Checkpoint: Volume 2, Midpoint (After Chapter 15)

Take this checkpoint after completing Chapters 11–15 (Monte Carlo methods, TD learning, SARSA). All 5 should feel manageable — if any are unclear, re-read the relevant chapter before continuing.

Q1. What is the Monte Carlo estimate of V(s)?

Answer

The Monte Carlo estimate of V(s) is the average of all observed returns from visits to state s:

V(s) ← average of G_t for all t where S_t = s.

More precisely, after each episode we observe a return G_t for each visit to s, and V(s) is updated toward the mean of those returns. MC waits until the episode ends to compute G_t — it uses no bootstrapping.

Q2. Write the TD(0) update rule from memory.

Answer

V(S_t) ← V(S_t) + α [R_{t+1} + γ V(S_{t+1}) − V(S_t)]

Where:

α is the learning rate (step size),
R_{t+1} + γ V(S_{t+1}) is the TD target,
R_{t+1} + γ V(S_{t+1}) − V(S_t) is the TD error (δ).

TD(0) updates after every step using the next state’s current value estimate — no need to wait for the episode to end.

Q3. Apply one TD(0) update by hand: V(A) = 0.4, reward r = 0, V(B) = 0.6, α = 0.1, γ = 0.9. What is the new V(A)?

Answer

TD target = r + γ V(B) = 0 + 0.9 × 0.6 = 0.54

TD error = 0.54 − 0.4 = 0.14

New V(A) = 0.4 + 0.1 × 0.14 = 0.414

Q4. What is the key difference between TD and Monte Carlo in terms of bootstrapping?

Answer

Monte Carlo does not bootstrap: it waits until the end of the episode and uses the actual full return G_t to update V(s). No estimates are used inside the update.
TD does bootstrap: it updates V(s) using the estimated value of the next state V(S_{t+1}), which is itself an approximation. TD learns from incomplete episodes and updates at every step.

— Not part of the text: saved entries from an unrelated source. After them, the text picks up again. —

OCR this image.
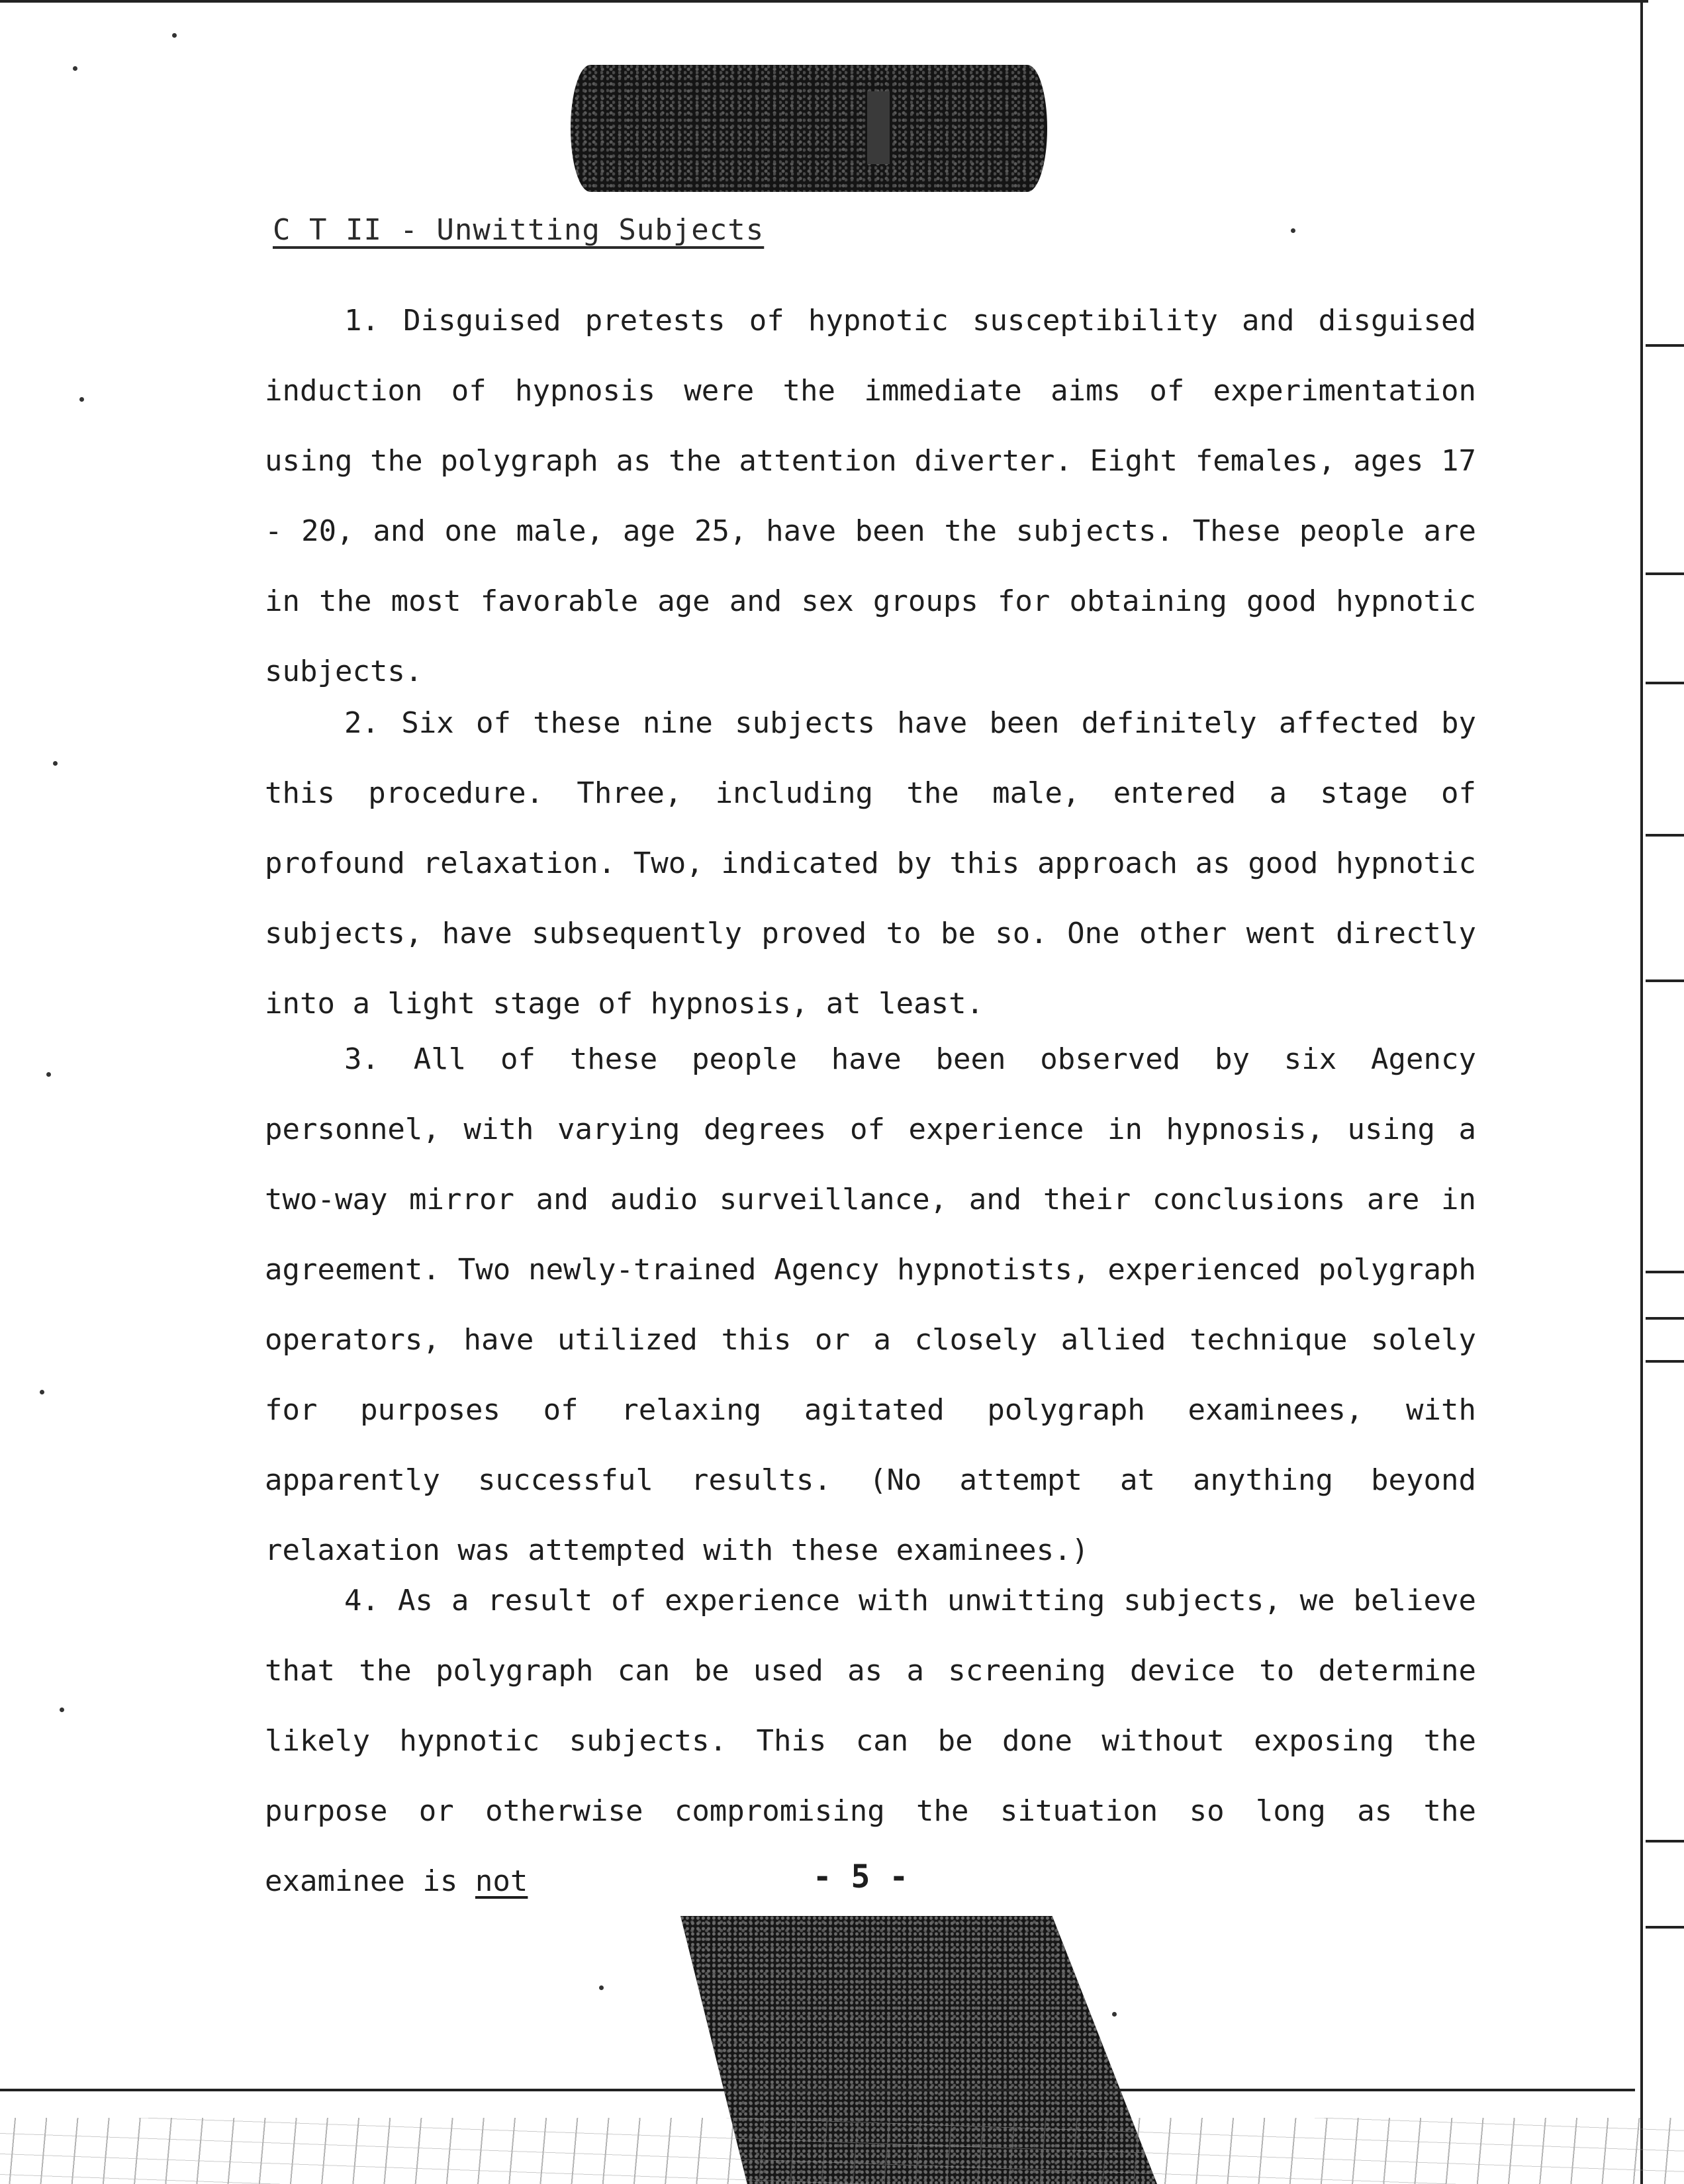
C T II - Unwitting Subjects

1. Disguised pretests of hypnotic susceptibility and disguised induction of hypnosis were the immediate aims of experimentation using the polygraph as the attention diverter. Eight females, ages 17 - 20, and one male, age 25, have been the subjects. These people are in the most favorable age and sex groups for obtaining good hypnotic subjects.

2. Six of these nine subjects have been definitely affected by this procedure. Three, including the male, entered a stage of profound relaxation. Two, indicated by this approach as good hypnotic subjects, have subsequently proved to be so. One other went directly into a light stage of hypnosis, at least.

3. All of these people have been observed by six Agency personnel, with varying degrees of experience in hypnosis, using a two-way mirror and audio surveillance, and their conclusions are in agreement. Two newly-trained Agency hypnotists, experienced polygraph operators, have utilized this or a closely allied technique solely for purposes of relaxing agitated polygraph examinees, with apparently successful results. (No attempt at anything beyond relaxation was attempted with these examinees.)

4. As a result of experience with unwitting subjects, we believe that the polygraph can be used as a screening device to determine likely hypnotic subjects. This can be done without exposing the purpose or otherwise compromising the situation so long as the examinee is not	- 5 -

Bootstrapping = using your own current estimates as targets. MC uses real data; TD uses estimated data.

Q5. Why does SARSA tend to take safer paths than Q-learning in environments with cliffs or traps?

Answer

SARSA is on-policy: it updates Q(s, a) using the action actually taken next (including ε-greedy exploratory steps). If the policy occasionally explores toward a cliff, those dangerous transitions are backed up into Q-values, making risky states look less attractive.
Q-learning is off-policy: it updates using max_a Q(s’, a) — the greedy best action — regardless of what was actually taken. It learns the optimal greedy policy, which may walk close to the cliff because exploration accidents are not factored into the update.

Result: Under an ε-greedy policy, SARSA learns a safer path that avoids danger even when exploring; Q-learning learns the shortest path but may fall off cliffs during training.

All 5 correct? Continue to Chapter 16 (Q-learning and off-policy TD). Stuck on 2 or more? Re-read Chapters 12–14.